Al Adib, qui a quatre filles âgées de 12 à 17 ans, raconte à EL PAÍS qu’elle revient tout juste d’un voyage de Barcelone, où elle est allée donner des conférences sur la santé sexuelle féminine. Après avoir mangé, sa fille de 14 ans s’est approchée d’elle et lui a dit : « Maman, regarde ce qui s’est passé. Ils ont fait ça à beaucoup de filles. Puis la jeune fille lui a montré la photo d’elle nue. « Mon cœur a raté un battement », dit Al Adib. « Si je ne connaissais pas le corps de ma fille, cette photo semble réelle. » Après cela, la jeune fille lui a fait savoir que la mère d’un ami allait l’appeler parce que, apparemment, ils s’organisaient dans un groupe WhatsApp.
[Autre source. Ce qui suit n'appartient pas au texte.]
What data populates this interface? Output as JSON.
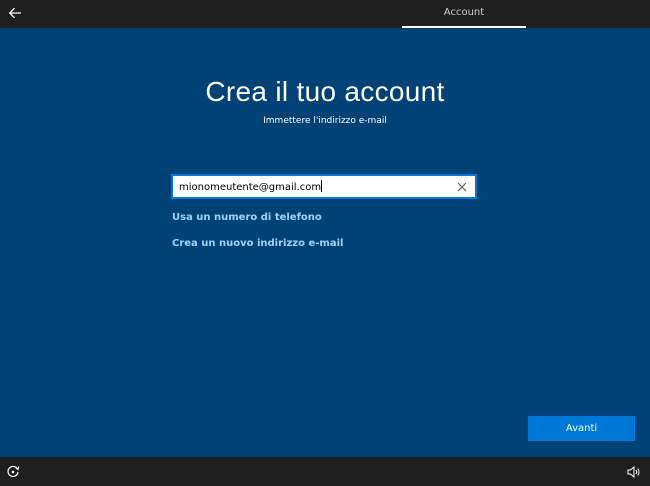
{
  "top_bar": {
    "back_icon": "back-arrow-icon",
    "active_tab": "Account"
  },
  "main": {
    "title": "Crea il tuo account",
    "subtitle": "Immettere l'indirizzo e-mail",
    "email_input": {
      "value": "mionomeutente@gmail.com",
      "clear_icon": "close-icon"
    },
    "links": {
      "phone": "Usa un numero di telefono",
      "new_email": "Crea un nuovo indirizzo e-mail"
    },
    "next_button": "Avanti"
  },
  "bottom_bar": {
    "ease_of_access_icon": "ease-of-access-icon",
    "volume_icon": "volume-icon"
  },
  "colors": {
    "background": "#004275",
    "bars": "#1f1f1f",
    "accent": "#0078d7",
    "link": "#9fd4ff"
  }
}
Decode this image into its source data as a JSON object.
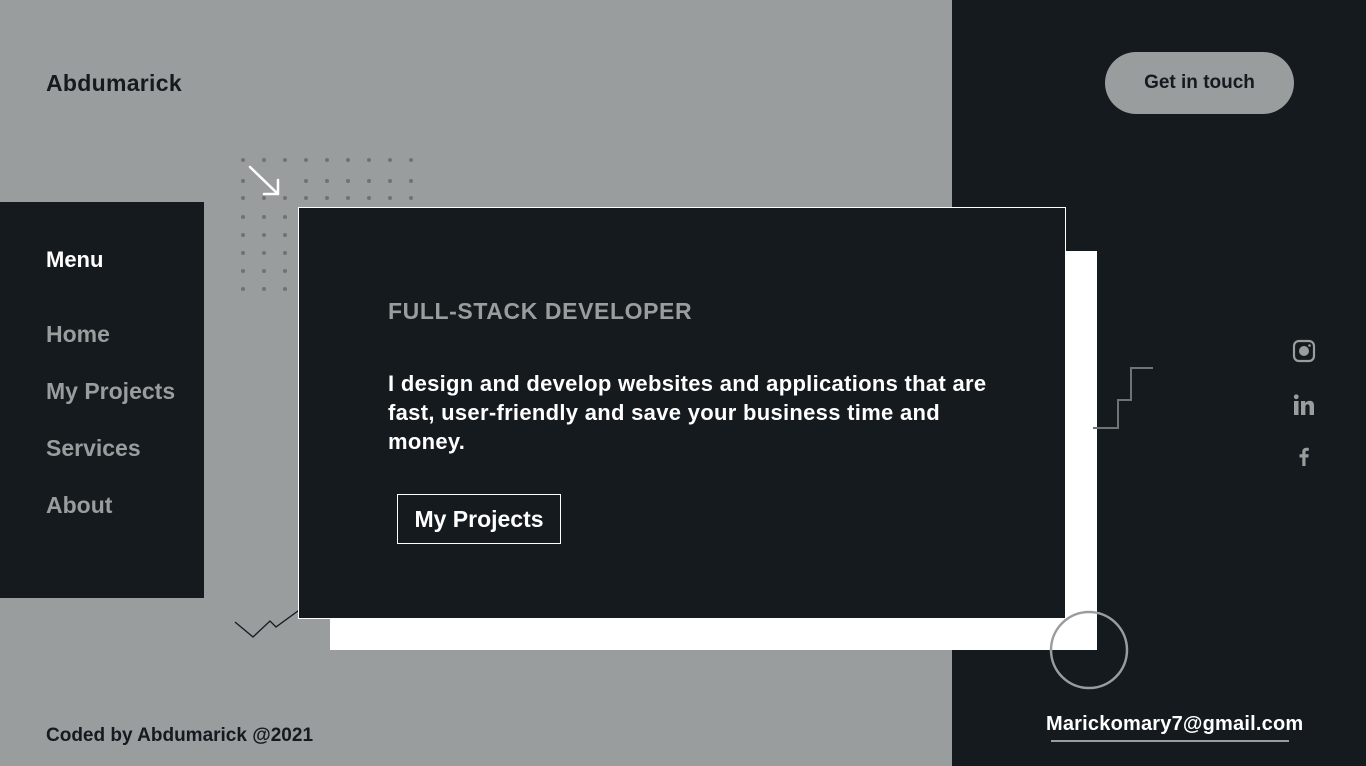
{
  "header": {
    "logo": "Abdumarick",
    "cta_label": "Get in touch"
  },
  "menu": {
    "title": "Menu",
    "items": [
      {
        "label": "Home"
      },
      {
        "label": "My Projects"
      },
      {
        "label": "Services"
      },
      {
        "label": "About"
      }
    ]
  },
  "hero": {
    "role": "FULL-STACK DEVELOPER",
    "description": "I design and develop websites and applications that are fast, user-friendly and save your business time and money.",
    "button_label": "My Projects"
  },
  "social": {
    "icons": [
      "instagram-icon",
      "linkedin-icon",
      "facebook-icon"
    ]
  },
  "contact": {
    "email": "Marickomary7@gmail.com"
  },
  "footer": {
    "credit": "Coded by Abdumarick @2021"
  },
  "colors": {
    "background": "#9a9d9e",
    "dark": "#151a1e",
    "white": "#ffffff"
  }
}
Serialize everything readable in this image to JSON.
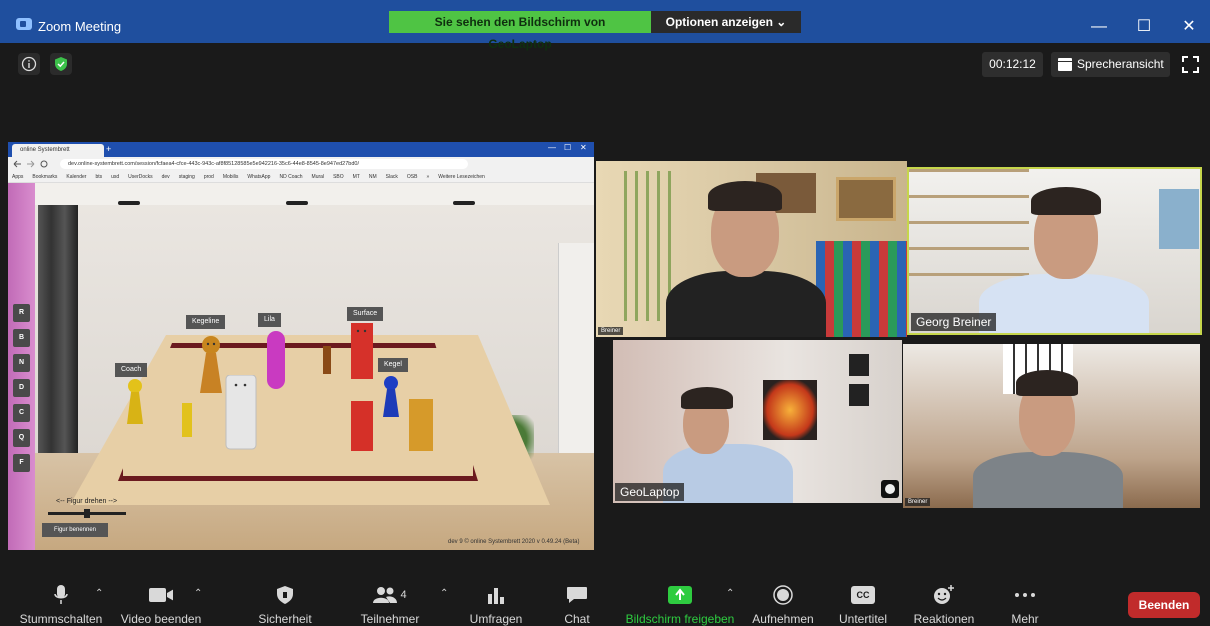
{
  "window": {
    "title": "Zoom Meeting",
    "minimize": "—",
    "maximize": "☐",
    "close": "✕"
  },
  "banner": {
    "sharing_text": "Sie sehen den Bildschirm von GeoLaptop",
    "options_label": "Optionen anzeigen ⌄"
  },
  "topbar": {
    "timer": "00:12:12",
    "view_label": "Sprecheransicht"
  },
  "shared_screen": {
    "tab_title": "online Systembrett",
    "tab_plus": "+",
    "window_controls": [
      "—",
      "☐",
      "✕"
    ],
    "url": "dev.online-systembrett.com/session/fcfaea4-cfce-443c-943c-af8f85128585e5e942216-35c6-44e8-8545-8e947ed27bd0/",
    "bookmarks": [
      "Apps",
      "Bookmarks",
      "Kalender",
      "bts",
      "usd",
      "UserDocks",
      "dev",
      "staging",
      "prod",
      "Mobilis",
      "WhatsApp",
      "ND Coach",
      "Mural",
      "SBO",
      "MT",
      "NM",
      "Slack",
      "OSB",
      "»",
      "Weitere Lesezeichen"
    ],
    "side_buttons": [
      "R",
      "B",
      "N",
      "D",
      "C",
      "Q",
      "F"
    ],
    "pieces": {
      "coach": "Coach",
      "kegeline": "Kegeline",
      "lila": "Lila",
      "surface": "Surface",
      "kegel": "Kegel"
    },
    "turn_label": "<-- Figur drehen -->",
    "name_button": "Figur benennen",
    "version": "dev 9 © online Systembrett 2020 v 0.49.24 (Beta)"
  },
  "participants": [
    {
      "name": "Breiner"
    },
    {
      "name": "Georg Breiner"
    },
    {
      "name": "GeoLaptop"
    },
    {
      "name": "Breiner"
    }
  ],
  "toolbar": {
    "mute": "Stummschalten",
    "video": "Video beenden",
    "security": "Sicherheit",
    "participants": "Teilnehmer",
    "participants_count": "4",
    "polls": "Umfragen",
    "chat": "Chat",
    "share": "Bildschirm freigeben",
    "record": "Aufnehmen",
    "subtitles": "Untertitel",
    "subtitles_icon": "CC",
    "reactions": "Reaktionen",
    "more": "Mehr",
    "end": "Beenden"
  },
  "colors": {
    "titlebar": "#1f4f9e",
    "banner_green": "#4fc444",
    "share_green": "#2ecc40",
    "end_red": "#c12b2b",
    "active_speaker": "#c6d64b"
  }
}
La mère de l’autre fille lui a dit au téléphone qu’il y avait beaucoup de personnes touchées. « Certains savent qu’il y a des photos nues de leurs filles, mais ils ne les ont pas », explique-t-elle. Ensuite, Al Adib a dit aux autres qu’elle avait une plateforme où elle pouvait faire une vidéo expliquant la situation, pour essayer de toucher les enfants qui envoient ces photos, pour faire du bruit. « C’est un village, et nous savons – nous savons ce qui se passe. » La vidéo de 10 minutes, où elle raconte ce qui est arrivé à sa fille, est accompagnée d’un texte : « Cela, les filles, ne sera pas toléré. ARRÊTEZ CELA MAINTENANT. Les filles, n’ayez pas peur de signaler de tels actes. Parlez-en à vos mères. Mères concernées, dites-le-moi, afin que vous puissiez faire partie du groupe que nous avons créé.